Le secrétaire général de l'Otan Anders Fogh Rasmussen a pour sa part fait état de son «inquiétude» à la suite de cette déclaration, estimant sur son compte Twitter que l'armée devait rester «neutre».

Ce nouveau rebondissement intervient sur fond d'enlisement politique complet dans cette ancienne république soviétique, où pouvoir et opposition s'accusent mutuellement d'envenimer les choses, et dont le président est officiellement depuis jeudi en «arrêt maladie».
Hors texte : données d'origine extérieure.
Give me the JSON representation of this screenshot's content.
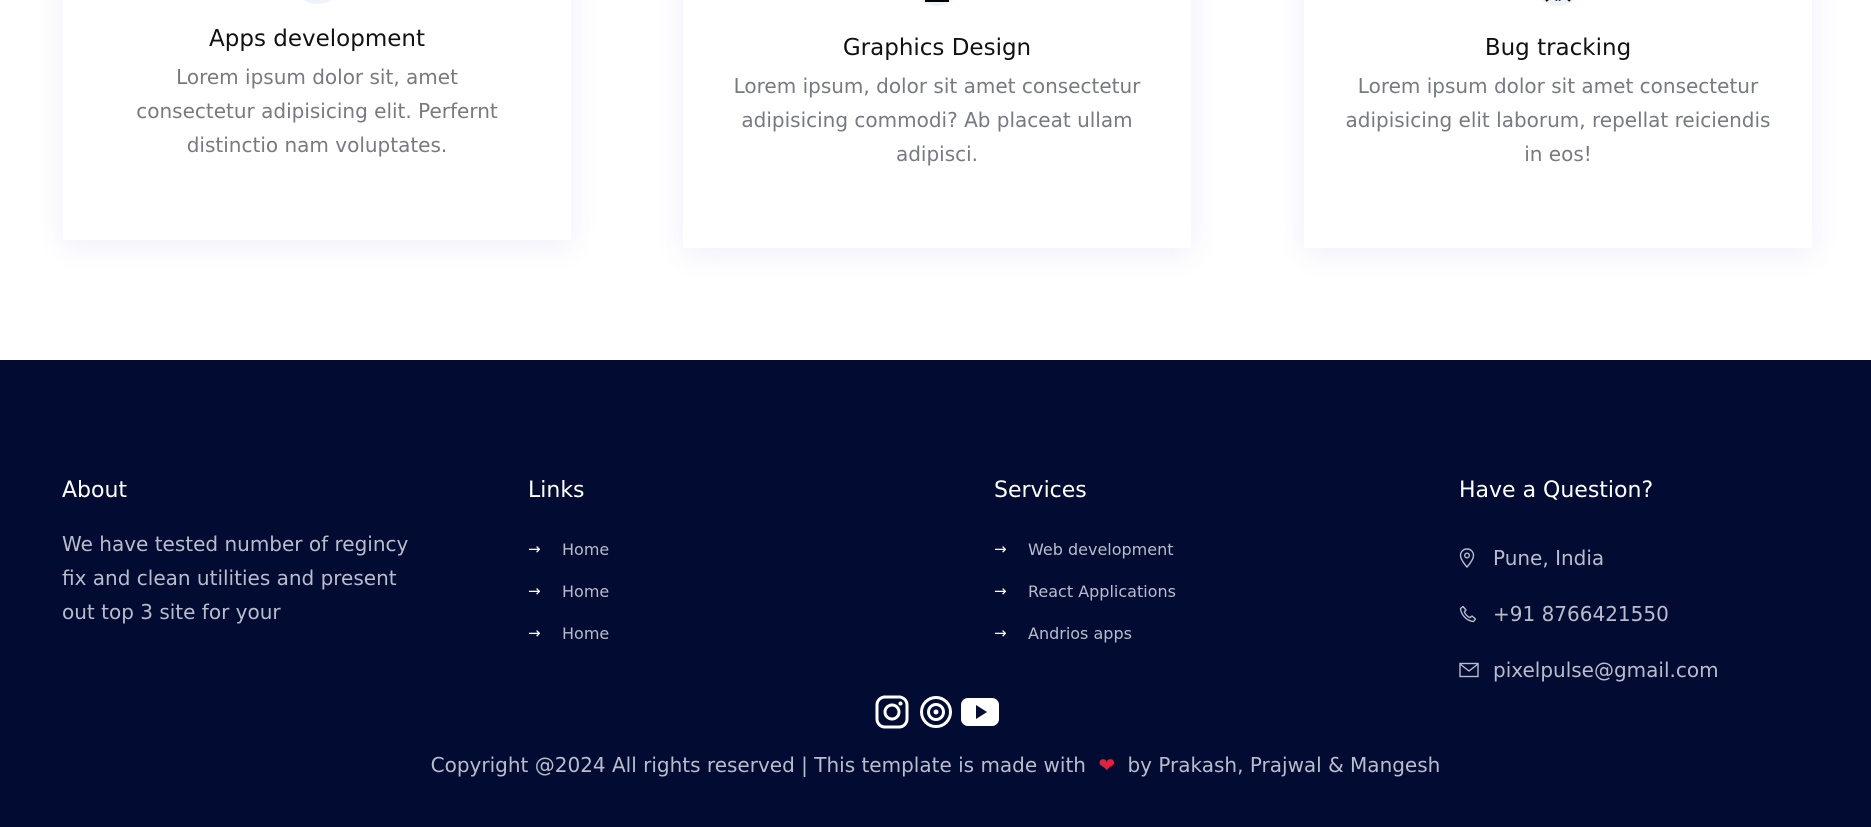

Pour un conseiller du président russe Vladimir Poutine, Sergueï Glaziev, qui dénonce un «coup d'État rampant» fomenté par les États-Unis et leurs alliés, M. Ianoukovitch doit «mater» la rébellion s'il ne veut pas perdre le pouvoir.

Mais pour Vadym Karassev, à la tête de l'Institut des Stratégies mondiales de Kiev, si la déclaration des militaires montre leur fidélité au président, elle «ne signifie pas que les manifestants (...) vont être dispersés ou que l'état d'urgence va être décrété.»

Pour l'heure, c'est le récit de Dmytro Boulatov, un militant d'opposition de 35 ans enlevé le 22 janvier à Kiev et abandonné dans une forêt jeudi après avoir été torturé, qui a ému et suscité des craintes de répression cachée.

Hospitalisé, le militant a été mis sur la liste de personnes recherchées par la police pour organisation de troubles massifs et semble risquer une arrestation.

Plusieurs militants ont déjà été passés à tabac ou enlevés, et un a été retrouvé mort dans une forêt avec des marques de torture.

Une ONG a recensé 33 cas de disparitions d'opposants.

La représentante de la diplomatie de l'UE, Catherine Ashton, s'est dite «consternée» vendredi par cette affaire, et les précédents cas connus.

Les États-Unis veulent reprendre la main

Les États-Unis ont, quant à eux, paru vouloir mettre leur poids dans la balance, rejoignant les Européens qui ont multiplié les missions de médiation et les déclarations ces deux derniers mois.

Geste de taille à l'égard de l'opposition, le secrétaire d'État américain John Kerry doit ainsi rencontrer samedi ses dirigeants, dont l'ancien boxeur Vitali Klitschko et l'ex-ministre Arseni Iatseniouk, en marge de la Conférence sur la sécurité de Munich.

Des responsables russes ont d'ores et déjà réagi, comme le vice-premier ministre Dmitri Rogozine qui a qualifié cette rencontre de «cirque».

Les Européens, qui craignent de voir dégénérer ce conflit qui a fait au moins quatre morts et plus de 500 blessés, ont exhorté ces derniers jours toutes les parties à l'apaisement.

En plein centre de Kiev, sur la place de l'Indépendance, ils étaient vendredi, par moins 20 degrés, une poignée de militants de l'opposition à continuer à «monter la garde», tentant de se réchauffer autour de braseros .

«Nous resterons jusqu'à la complète capitulation du pouvoir», et le départ du président Ianoukovitch, proclame Micha, la cinquantaine, employé dans l'industrie du bois.

Le gouvernement ukrainien a démissionné mardi sous la pression de la rue, son ancien chef Mykola Azarov est parti pour Vienne, selon la presse autrichienne, et les lois répressives de janvier été abrogées.

Mais, méfiants, les opposants soupçonnent M. Ianoukovitch de vouloir gagner du temps.

Celui-ci a d'ailleurs été déclaré jeudi matin indisponible par son service de presse en raison d'une «maladie respiratoire aiguë».